Question
This has to be solved using Python > Jupyter Notes For this assignment you are going to work with the data that was collected and
This has to be solved using Python > Jupyter Notes
For this assignment you are going to work with the data that was collected and made available by National Institute of Diabetes and Digestive and Kidney Diseases as part of the Pima Indians Diabetes Database. All patients in this dataset belong to the Pima Indian heritage and are females of ages 21 and above.
The following features have been provided to help predict whether a person is diabetic or not:
Pregnancies: Number of times pregnant Glucose: Plasma glucose concentration over 2 hours in an oral glucose tolerance test BloodPressure: Diastolic blood pressure (mm Hg) SkinThickness: Triceps skin fold thickness (mm) Insulin: 2-Hour serum insulin (mu U/ml) BMI: Body mass index (weight in kg/(height in m)2) DiabetesPedigreeFunction: Diabetes pedigree function (a function which scores likelihood of diabetes based on family history) Age: Age (years) Outcome: Class variable (0 if non-diabetic, 1 if diabetic)

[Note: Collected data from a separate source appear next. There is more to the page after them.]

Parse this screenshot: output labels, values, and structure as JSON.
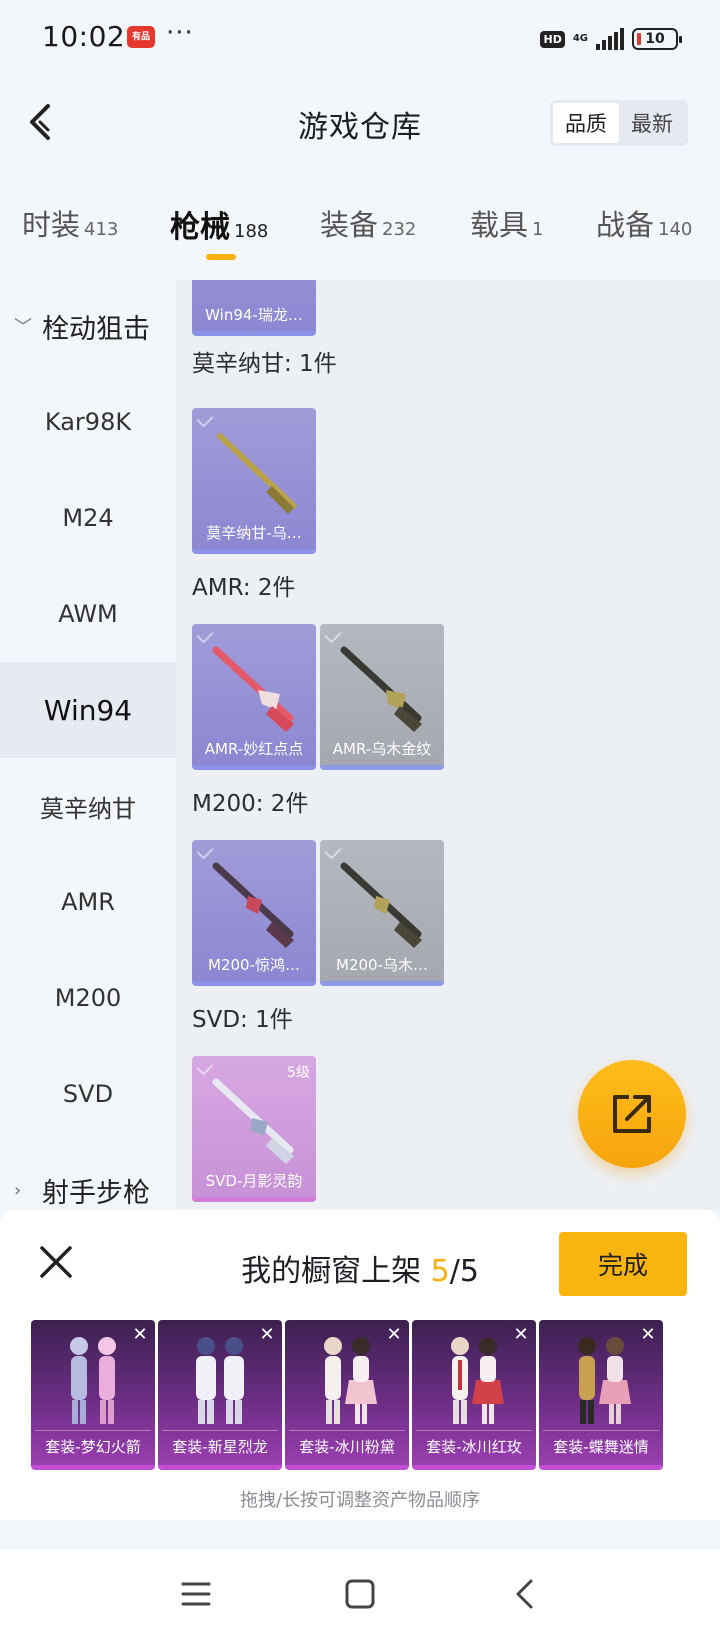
{
  "status_bar": {
    "time": "10:02",
    "app_badge": "有品",
    "more": "···",
    "hd": "HD",
    "network": "4G",
    "battery": "10"
  },
  "header": {
    "title": "游戏仓库",
    "sort_options": [
      "品质",
      "最新"
    ],
    "sort_active": "品质"
  },
  "category_tabs": [
    {
      "label": "时装",
      "count": "413"
    },
    {
      "label": "枪械",
      "count": "188",
      "active": true
    },
    {
      "label": "装备",
      "count": "232"
    },
    {
      "label": "载具",
      "count": "1"
    },
    {
      "label": "战备",
      "count": "140"
    }
  ],
  "sidebar": {
    "group_expanded": "栓动狙击",
    "items": [
      "Kar98K",
      "M24",
      "AWM",
      "Win94",
      "莫辛纳甘",
      "AMR",
      "M200",
      "SVD"
    ],
    "active_item": "Win94",
    "group_collapsed": "射手步枪"
  },
  "content": {
    "top_card": {
      "name": "Win94-瑞龙…"
    },
    "groups": [
      {
        "title": "莫辛纳甘: 1件",
        "cards": [
          {
            "name": "莫辛纳甘-乌…",
            "tone": "purple"
          }
        ]
      },
      {
        "title": "AMR: 2件",
        "cards": [
          {
            "name": "AMR-妙红点点",
            "tone": "purple"
          },
          {
            "name": "AMR-乌木金纹",
            "tone": "grey"
          }
        ]
      },
      {
        "title": "M200: 2件",
        "cards": [
          {
            "name": "M200-惊鸿…",
            "tone": "purple"
          },
          {
            "name": "M200-乌木…",
            "tone": "grey"
          }
        ]
      },
      {
        "title": "SVD: 1件",
        "cards": [
          {
            "name": "SVD-月影灵韵",
            "tone": "pink",
            "level": "5级"
          }
        ]
      }
    ]
  },
  "showcase": {
    "title_prefix": "我的橱窗上架 ",
    "used": "5",
    "separator": "/",
    "total": "5",
    "done_label": "完成",
    "slots": [
      "套装-梦幻火箭",
      "套装-新星烈龙",
      "套装-冰川粉黛",
      "套装-冰川红玫",
      "套装-蝶舞迷情"
    ],
    "hint": "拖拽/长按可调整资产物品顺序"
  },
  "colors": {
    "accent": "#f9b40f",
    "card_purple": "#8c87d2",
    "card_grey": "#a5a8af",
    "card_pink": "#c792d6",
    "slot_purple": "#6c2d84"
  }
}
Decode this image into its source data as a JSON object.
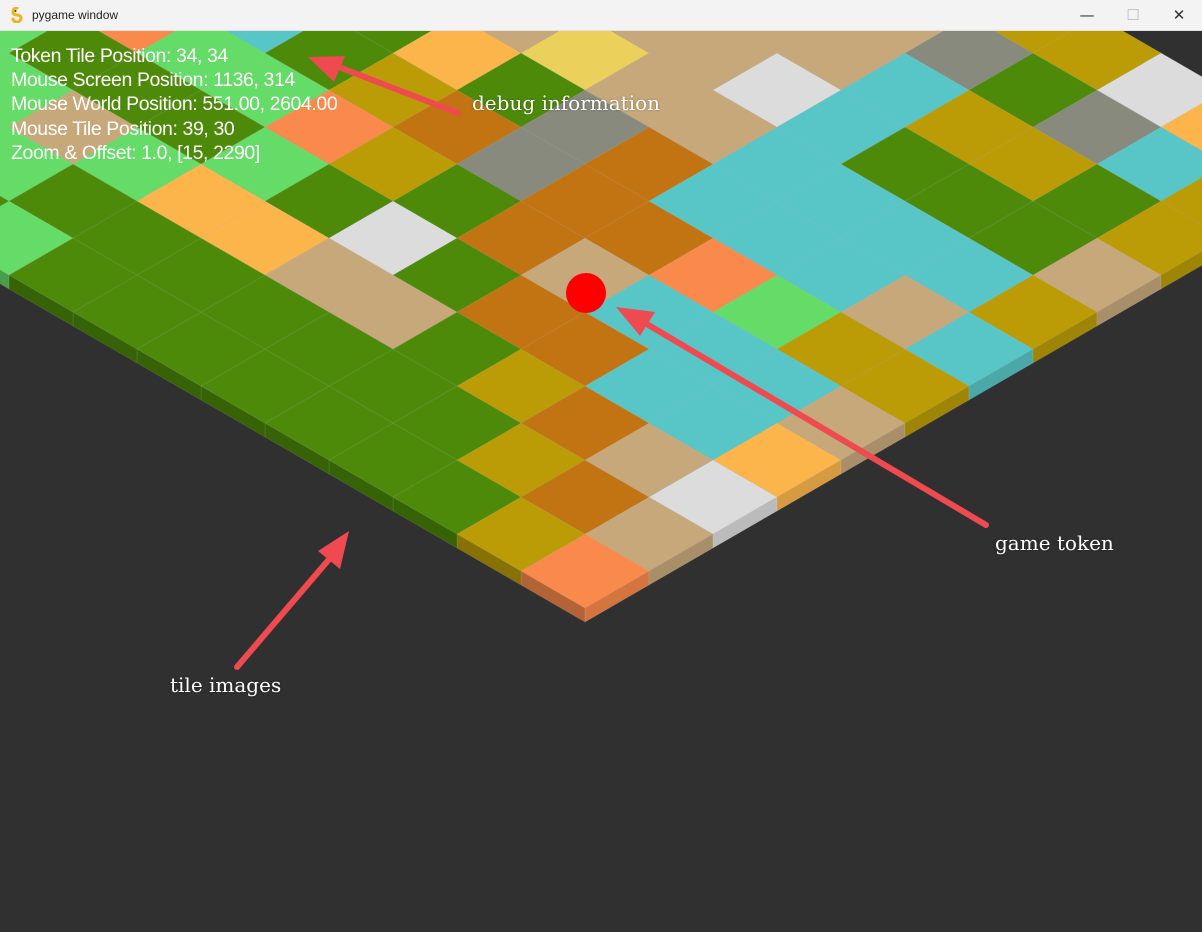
{
  "window": {
    "title": "pygame window",
    "controls": {
      "minimize": "—",
      "maximize": "☐",
      "close": "✕"
    }
  },
  "debug": {
    "token_tile_position": "Token Tile Position: 34, 34",
    "mouse_screen_position": "Mouse Screen Position: 1136, 314",
    "mouse_world_position": "Mouse World Position: 551.00, 2604.00",
    "mouse_tile_position": "Mouse Tile Position: 39, 30",
    "zoom_offset": "Zoom & Offset: 1.0, [15, 2290]"
  },
  "annotations": {
    "debug_label": "debug information",
    "token_label": "game token",
    "tiles_label": "tile images"
  },
  "colors": {
    "background": "#303030",
    "token": "#ff0000",
    "arrow": "#ef4a4f",
    "tile_palette": {
      "G": "#4d8a0a",
      "L": "#65dc68",
      "T": "#c7a87b",
      "O": "#f98a4b",
      "Y": "#fcb54b",
      "K": "#bb9c06",
      "B": "#c27412",
      "C": "#58c6c7",
      "W": "#dcdcdc",
      "S": "#878a7c",
      "P": "#ebd05c"
    }
  }
}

Build both Decision Trees and kNN models to gain insights about possible features that can help us predict diabetics. Unlike previous assignments, this one is open ended. You need to dig into data to gain insights. The data is clean, so you don't need to worry about data cleaning issues except maybe checking for outliers. Before building your models try to explore and visualize the data. Make sure to highlight interesting things that you find during your analysis.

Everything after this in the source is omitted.